Responding to questions from the council, Williams noted that to retain staff it was vital that any bonus structure was maintained, regardless of whether the fund lost money in absolute terms.

“The broad history of compensation at public pension funds, more in the US than anywhere else, has been, unfortunately, one where when times are tough and markets are down, for example, [incentive] programs may be abridged,” he said.

“The argument is that – notwithstanding that your relative performance may be statistically and demonstratively excellent and that you added value by protecting capital in an adverse market – if the absolute return was flat or negative, then there have been situations in other jurisdictions where public funds’ leadership has chosen to simply abridge whatever the agreement has been with the affected employees.”

Williams noted that the IAC would be limited to recommending executive pay, with the final decision resting with trustees.

“I think what we would need to do here is create something with enough institutional dignity and have the communication process be thorough enough on the front end of this so that it is understood in order for this to be a credible and effective program at recruiting and retaining the talent you want. But it has to be honoured, however, at the end of the day the trustees can do what they want.”

Williams has been a long-time advocate for increased pay levels for staff at the SBA, the organisation that as of the end of last year ran more than $149 billion in assets over 30 funds.

His pay packet is reported to be $325,000 a year, with the capacity to earn an additional 8 per cent of this salary – or $26,000 – as a performance bonus.

Williams complained to the council that his pay was one of the reasons why he left the fund after a six-year stint in the early 1990s.

“In the six years I was here in the 1990s, I had one raise and, to be honest with you, that was one of the reasons why I wasn’t here for 12 years,” he told the committee.

Williams says the current arrangements in which the trustees decide on pay of executive staff put them in a “tough spot”.

The pay of executives at the SBA has been the focus of politicians in the state’s legislature, which has been particularly vocal during periods when the funds managed have lost money.

The State Board of Administration’s most recent operating budget reported that the fund spent about $18.3 million on staff salaries and benefits.

 

Managing potential conflicts
The Mercer review will examine the compensation of about 100 staff.

The consultancy will look at comparative pay rates in similar public and private sector organisations as well as whether pay and incentives align with the objectives of the SBA and its stakeholders.

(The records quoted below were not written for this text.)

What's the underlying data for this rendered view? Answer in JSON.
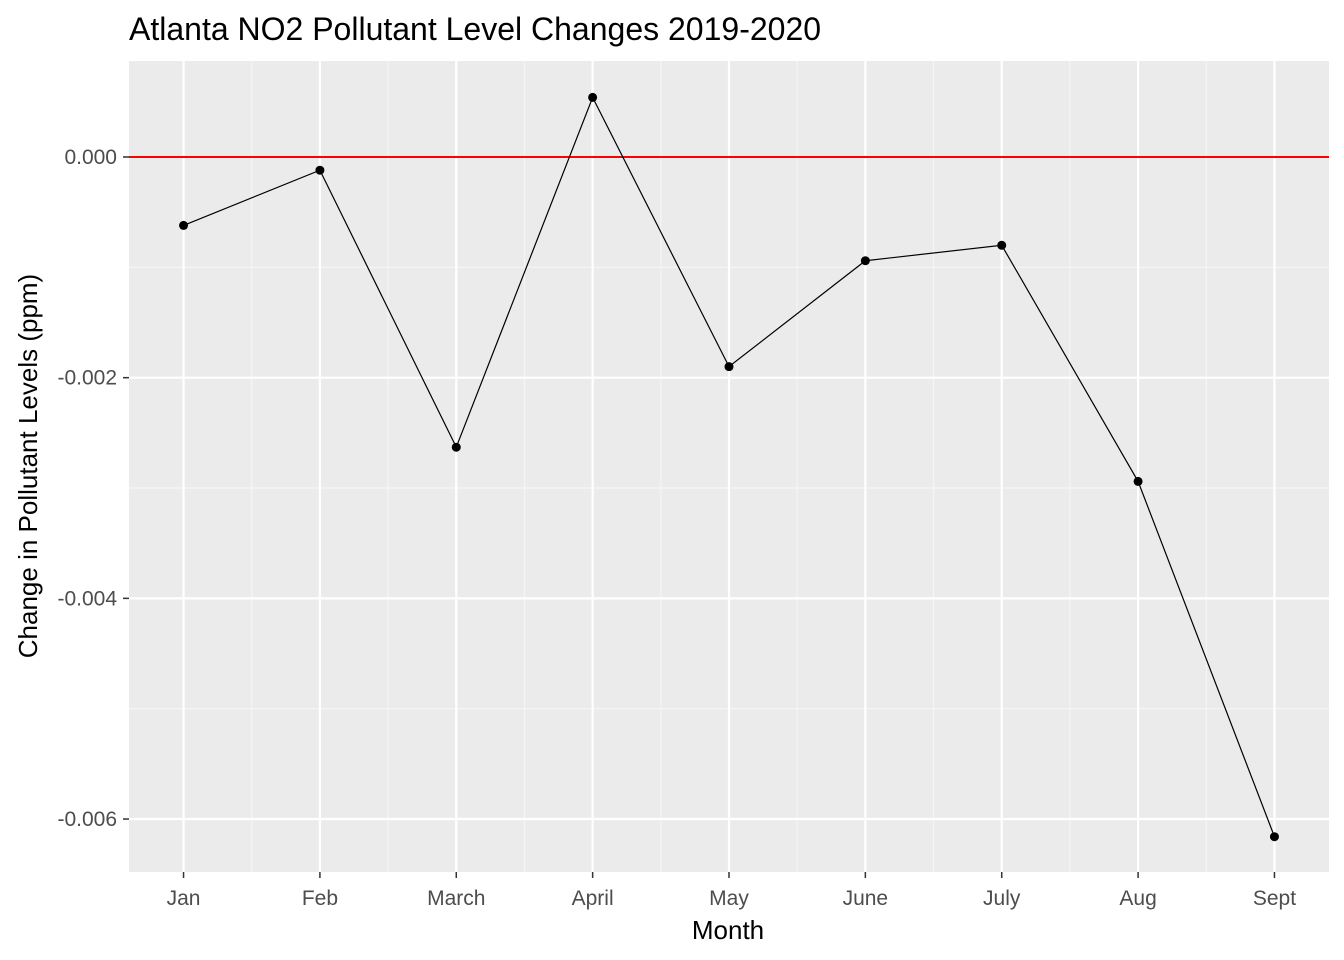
{
  "chart_data": {
    "type": "line",
    "title": "Atlanta NO2 Pollutant Level Changes 2019-2020",
    "xlabel": "Month",
    "ylabel": "Change in Pollutant Levels (ppm)",
    "categories": [
      "Jan",
      "Feb",
      "March",
      "April",
      "May",
      "June",
      "July",
      "Aug",
      "Sept"
    ],
    "series": [
      {
        "values": [
          -0.00062,
          -0.00012,
          -0.00263,
          0.00054,
          -0.0019,
          -0.00094,
          -0.0008,
          -0.00294,
          -0.00616
        ]
      }
    ],
    "yticks": [
      0.0,
      -0.002,
      -0.004,
      -0.006
    ],
    "ytick_labels": [
      "0.000",
      "-0.002",
      "-0.004",
      "-0.006"
    ],
    "ylim": [
      -0.00648,
      0.00087
    ],
    "reference_line": {
      "y": 0.0,
      "color": "#ff0000"
    },
    "grid": true,
    "colors": {
      "panel_background": "#ebebeb",
      "grid_major": "#ffffff",
      "grid_minor": "#f5f5f5",
      "line": "#000000",
      "point": "#000000"
    }
  }
}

Members of the IAC stressed the need for the 9-person council to take an active oversight role in the review, noting that it should be at arm’s length from staff.

Mercer already acts as a consultant on manager selection and oversight in public markets for the SBA and also recently conducted a review of the effectiveness of the fund’s foreign-exchange-trading processes

While Mercer has conducted similar compensation reviews at the Georgia Division of Investment Services and CalPERS, IAC chair David Grain said the council was looking for a tailored outcome.

“I don’t think one size fits all, the fact that they were successful and had good references from CalPERS and Georgia doesn’t mean that we want the same product that was produced for them,” Grain said.

“Ours is going to end up being unique in my view.”

In its review of compensation at CalPERS, Mercer recommended a simplified system of incentives for investment staff that would increase transparency.

The SBA reports that it last updated its pay grades and ranges in 2006. In 2009, the SBA engaged consultancy McLagan Partners to conduct a review of salary and compensation levels across the organisation.

The New York-based consultant found that the average salary of SBA investment staff was 40 per cent below that of staff at other comparable state pension funds.

In a request-for-quote document sent to potential candidates for the compensation review, the SBA details that “a modest incentive program for certain investment staff has been in place for much of the last decade, but payouts under the program have not been budgeted for several years”.